First, from Ezra Klein at the Washington Post:
Washington has spent the past week or so waiting for the Congressional Budget Office to release its preliminary estimate of the Senate bill with the reconciliation fixes. Not only are those numbers important for the debate, but Democratic leaders refuse to release the actual text of their changes until CBO releases the specifics of its analysis.
According to a Democratic source, CBO has finished its work and will release the official preliminary score later today. But here are the basic numbers: The bill will cost $940 billion over the first 10 years and reduce the deficit by $130 billion during that period. In the second 10 years — so, 2020 to 2029 — it will reduce the deficit by $1.2 trillion.
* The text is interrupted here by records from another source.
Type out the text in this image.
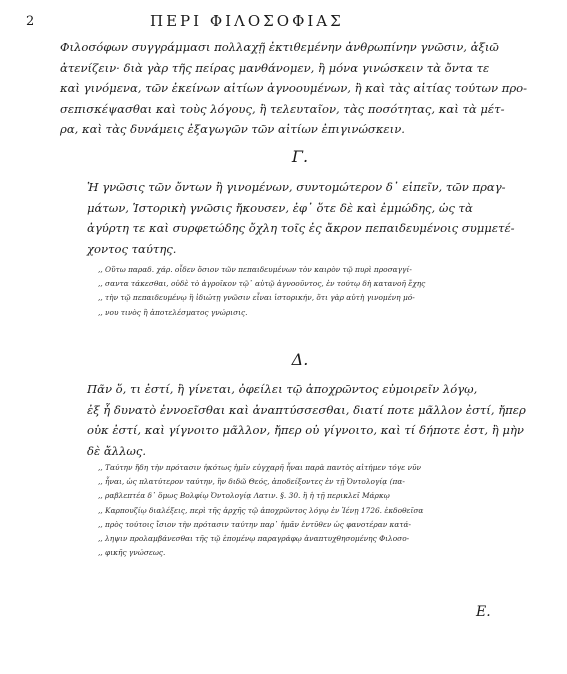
2	ΠΕΡΙ ΦΙΛΟΣΟΦΙΑΣ

Φιλοσόφων συγγράμμασι πολλαχῇ ἐκτιθεμένην ἀνθρωπίνην γνῶσιν, ἀξιῶ
ἀτενίζειν· διὰ γὰρ τῆς πείρας μανθάνομεν, ἢ μόνα γινώσκειν τὰ ὄντα τε
καὶ γινόμενα, τῶν ἐκείνων αἰτίων ἀγνοουμένων, ἢ καὶ τὰς αἰτίας τούτων προ-
σεπισκέψασθαι καὶ τοὺς λόγους, ἢ τελευταῖον, τὰς ποσότητας, καὶ τὰ μέτ-
ρα, καὶ τὰς δυνάμεις ἐξαγωγῶν τῶν αἰτίων ἐπιγινώσκειν.

Γ.

Ἡ γνῶσις τῶν ὄντων ἢ γινομένων, συντομώτερον δ᾽ εἰπεῖν, τῶν πραγ-
μάτων, Ἱστορικὴ γνῶσις ἤκουσεν, ἐφ᾽ ὅτε δὲ καὶ ἐμμώδης, ὡς τὰ
ἀγύρτη τε καὶ συρφετώδης ὄχλη τοῖς ἐς ἄκρον πεπαιδευμένοις συμμετέ-
χοντος ταύτης.

,, Οὕτω παραδ. χάρ. οἶδεν ὅσιον τῶν πεπαιδευμένων τὸν καιρὸν τῷ πυρὶ προσαγγί-
,, σαντα τάκεσθαι, οὐδὲ τὸ ἀγροῖκον τῷ᾽ αὐτῷ ἀγνοοῦντος, ἐν τούτῳ δὴ κατανοῆ ἔχης
,, τὴν τῷ πεπαιδευμένῳ ἢ ἰδιώτῃ γνῶσιν εἶναι ἱστορικήν, ὅτι γὰρ αὐτὴ γινομένη μό-
,, νου τινὸς ἢ ἀποτελέσματος γνώρισις.

Δ.

Πᾶν ὅ, τι ἐστί, ἢ γίνεται, ὀφείλει τῷ ἀποχρῶντος εὐμοιρεῖν λόγῳ,
ἐξ ἧ δυνατὸ ἐννοεῖσθαι καὶ ἀναπτύσσεσθαι, διατί ποτε μᾶλλον ἐστί, ἤπερ
οὐκ ἐστί, καὶ γίγνοιτο μᾶλλον, ἤπερ οὐ γίγνοιτο, καὶ τί δήποτε ἐστ, ἢ μὴν
δὲ ἄλλως.

,, Ταύτην ἤδη τὴν πρότασιν ἠκότως ἡμῖν εὐγχαρῆ ἦναι παρὰ παντὸς αἰτήμεν τόγε νῦν
,, ἦναι, ὡς πλατύτερον ταύτην, ἣν διδῶ Θεός, ἀποδείξοντες ἐν τῇ Ὀντολογίᾳ (πα-
,, ραβλεπτέα δ᾽ ὅμως Βολφίῳ Ὀντολογίᾳ Λατιν. §. 30. ἢ ἡ τῇ περικλεῖ Μάρκῳ
,, Καρπουζίῳ διαλέξεις, περὶ τῆς ἀρχῆς τῷ ἀποχρῶντος λόγῳ ἐν Ἰένῃ 1726. ἐκδοθεῖσα
,, πρὸς τούτοις ἴσιον τὴν πρότασιν ταύτην παρ᾽ ἡμᾶν ἐντῦθεν ὡς φανοτέραν κατά-
,, ληψιν προλαμβάνεσθαι τῆς τῷ ἑπομένῳ παραγράφῳ ἀναπτυχθησομένης Φιλοσο-
,, φικῆς γνώσεως.

Ε.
The legislation will cover 32 million Americans, or 95 percent of the legal population.
To put this in context, that’s more deficit reduction than either the House or Senate bill, and more coverage than the Senate bill.
Next, from the New York Times:
U.S. House Majority Leader Steny Hoyer said on Thursday that proposed final healthcare legislation would cut the U.S. deficit by more than $100 billion over the first 10 years.
Hoyer told reporters that the Congressional Budget Office said the sweeping healthcare overhaul would cut the deficit by more than $1 trillion over the subsequent decade. The CBO is expected to release its official estimate of the cost of the Democratic-written legislation on Thursday.
This is good news for liberals, good news for conservatives, good news for all.